Wczorajszy "zgrzyt" między mną a Szikagierem w czasie listy, zmusza mnie do wyjaśnienia paru kwestii.
Po pierwsze, nie mam już zamiaru krytykować jakichkolwiek decyzji moderatora (-ów) list przebojów, bo jeśli Wam, moi drodzy, nie przeszkadza wywalanie Waszych propozycji pod różnymi pozorami, to uznaję, że mi nic do tego.Raz mi się udało zainterweniować i przywrócić nagranie wykreślone z propozycji (z pomocą Niki), ale to był zdaje się szczęśliwy przypadek.Więcej tego nie zrobię.
Po drugie, jak słusznie zauważył mój "kompaniero" Szikagier, nie podziękowałem życzliwym za głosy na moją propozycję.

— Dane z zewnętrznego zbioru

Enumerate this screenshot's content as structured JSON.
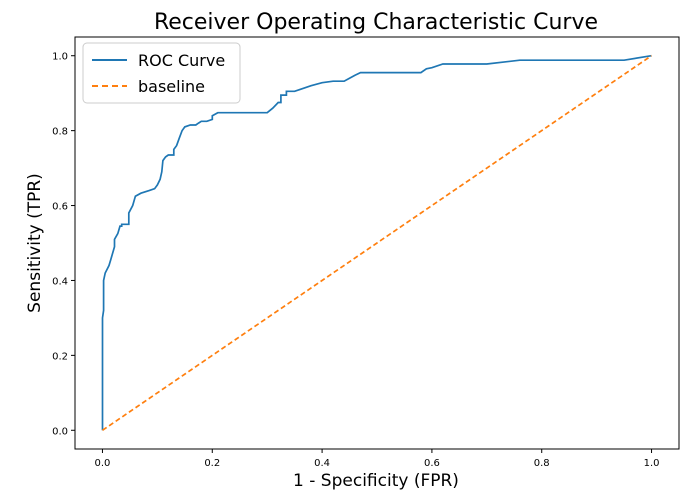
{
  "chart_data": {
    "type": "line",
    "title": "Receiver Operating Characteristic Curve",
    "xlabel": "1 - Specificity (FPR)",
    "ylabel": "Sensitivity (TPR)",
    "xlim": [
      -0.05,
      1.05
    ],
    "ylim": [
      -0.05,
      1.05
    ],
    "xticks": [
      "0.0",
      "0.2",
      "0.4",
      "0.6",
      "0.8",
      "1.0"
    ],
    "yticks": [
      "0.0",
      "0.2",
      "0.4",
      "0.6",
      "0.8",
      "1.0"
    ],
    "grid": false,
    "legend_position": "upper-left",
    "series": [
      {
        "name": "ROC Curve",
        "color": "#1f77b4",
        "linestyle": "solid",
        "x": [
          0.0,
          0.0,
          0.002,
          0.002,
          0.005,
          0.005,
          0.012,
          0.015,
          0.015,
          0.022,
          0.022,
          0.028,
          0.032,
          0.035,
          0.035,
          0.048,
          0.048,
          0.055,
          0.06,
          0.07,
          0.085,
          0.095,
          0.1,
          0.105,
          0.108,
          0.11,
          0.115,
          0.12,
          0.13,
          0.13,
          0.135,
          0.14,
          0.145,
          0.15,
          0.16,
          0.17,
          0.175,
          0.18,
          0.19,
          0.2,
          0.2,
          0.21,
          0.25,
          0.3,
          0.31,
          0.32,
          0.325,
          0.325,
          0.335,
          0.335,
          0.35,
          0.36,
          0.38,
          0.4,
          0.42,
          0.44,
          0.45,
          0.46,
          0.47,
          0.48,
          0.58,
          0.59,
          0.6,
          0.62,
          0.7,
          0.76,
          0.95,
          1.0
        ],
        "y": [
          0.0,
          0.3,
          0.32,
          0.4,
          0.42,
          0.42,
          0.44,
          0.455,
          0.455,
          0.49,
          0.51,
          0.525,
          0.545,
          0.545,
          0.55,
          0.55,
          0.58,
          0.6,
          0.625,
          0.633,
          0.64,
          0.645,
          0.655,
          0.67,
          0.69,
          0.72,
          0.73,
          0.735,
          0.735,
          0.75,
          0.76,
          0.78,
          0.8,
          0.81,
          0.815,
          0.815,
          0.82,
          0.825,
          0.825,
          0.83,
          0.84,
          0.848,
          0.848,
          0.848,
          0.86,
          0.875,
          0.875,
          0.895,
          0.895,
          0.905,
          0.905,
          0.91,
          0.92,
          0.928,
          0.932,
          0.932,
          0.94,
          0.948,
          0.955,
          0.955,
          0.955,
          0.965,
          0.968,
          0.978,
          0.978,
          0.988,
          0.988,
          1.0
        ]
      },
      {
        "name": "baseline",
        "color": "#ff7f0e",
        "linestyle": "dashed",
        "x": [
          0.0,
          1.0
        ],
        "y": [
          0.0,
          1.0
        ]
      }
    ]
  }
}
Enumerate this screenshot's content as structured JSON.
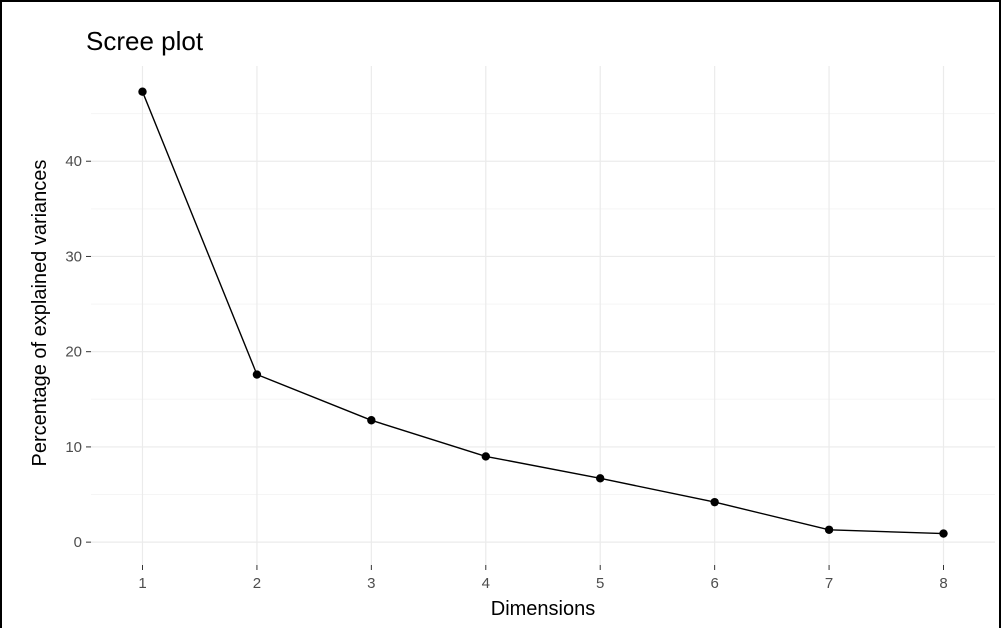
{
  "chart_data": {
    "type": "line",
    "title": "Scree plot",
    "xlabel": "Dimensions",
    "ylabel": "Percentage of explained variances",
    "x": [
      1,
      2,
      3,
      4,
      5,
      6,
      7,
      8
    ],
    "values": [
      47.3,
      17.6,
      12.8,
      9.0,
      6.7,
      4.2,
      1.3,
      0.9
    ],
    "x_ticks": [
      "1",
      "2",
      "3",
      "4",
      "5",
      "6",
      "7",
      "8"
    ],
    "y_ticks": [
      "0",
      "10",
      "20",
      "30",
      "40"
    ],
    "xlim": [
      0.55,
      8.45
    ],
    "ylim": [
      -2.4,
      50.0
    ],
    "grid": true,
    "legend": "none",
    "colors": {
      "line": "#000000",
      "point": "#000000",
      "grid_major": "#ebebeb",
      "grid_minor": "#f5f5f5",
      "tick_label": "#4d4d4d"
    }
  }
}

Gdybyście mieli możliwość prześledzenia wszystkich moich wpisów dziękczynnych po wejściu moich propek do poczekalni, to zobaczylibyście, że ja nigdy nie dziękowałem za głosy na "moją propozycję", a jeśli już to były to ukłony w imieniu wykonawcy danego utworu.Wybaczcie, ale ja mam trochę inne podejście do dodawania propek.Kolejny raz próbuję Wam powiedzieć, że to są listy przebojów, a nie ludzi, którzy w liście uczestniczą.Jeden ze słuchaczy, kiedyś wypomniał mi, że wygrał listę 150 razy, a jego propozycje były na liście 300 razy.Na litość boską, my jesteśmy tylko pomysłodawcami i budowniczymi wspaniałej audycji, jaką jest lista. Tutaj piosenki są najważniejsze, a nie ludzie którzy je dodają. Sukces, jaki osiągnie piosenka wchodząc do poczekalni, na listę czy na podium listy, jest najbardziej wyraźnym podziękowaniem dla wszystkich ojców i matek tego sukcesu, czyli nas.Ja osobiście najbardziej cieszę się z faktu, że piosenka, którą dodałem premierowo, potrafi walczyć z największymi hitami na liście, które są w większości "odgrzewanymi kotletami". Zupełnie nie dbam o to, czy prowadzący wymieni mój nick, czy nie.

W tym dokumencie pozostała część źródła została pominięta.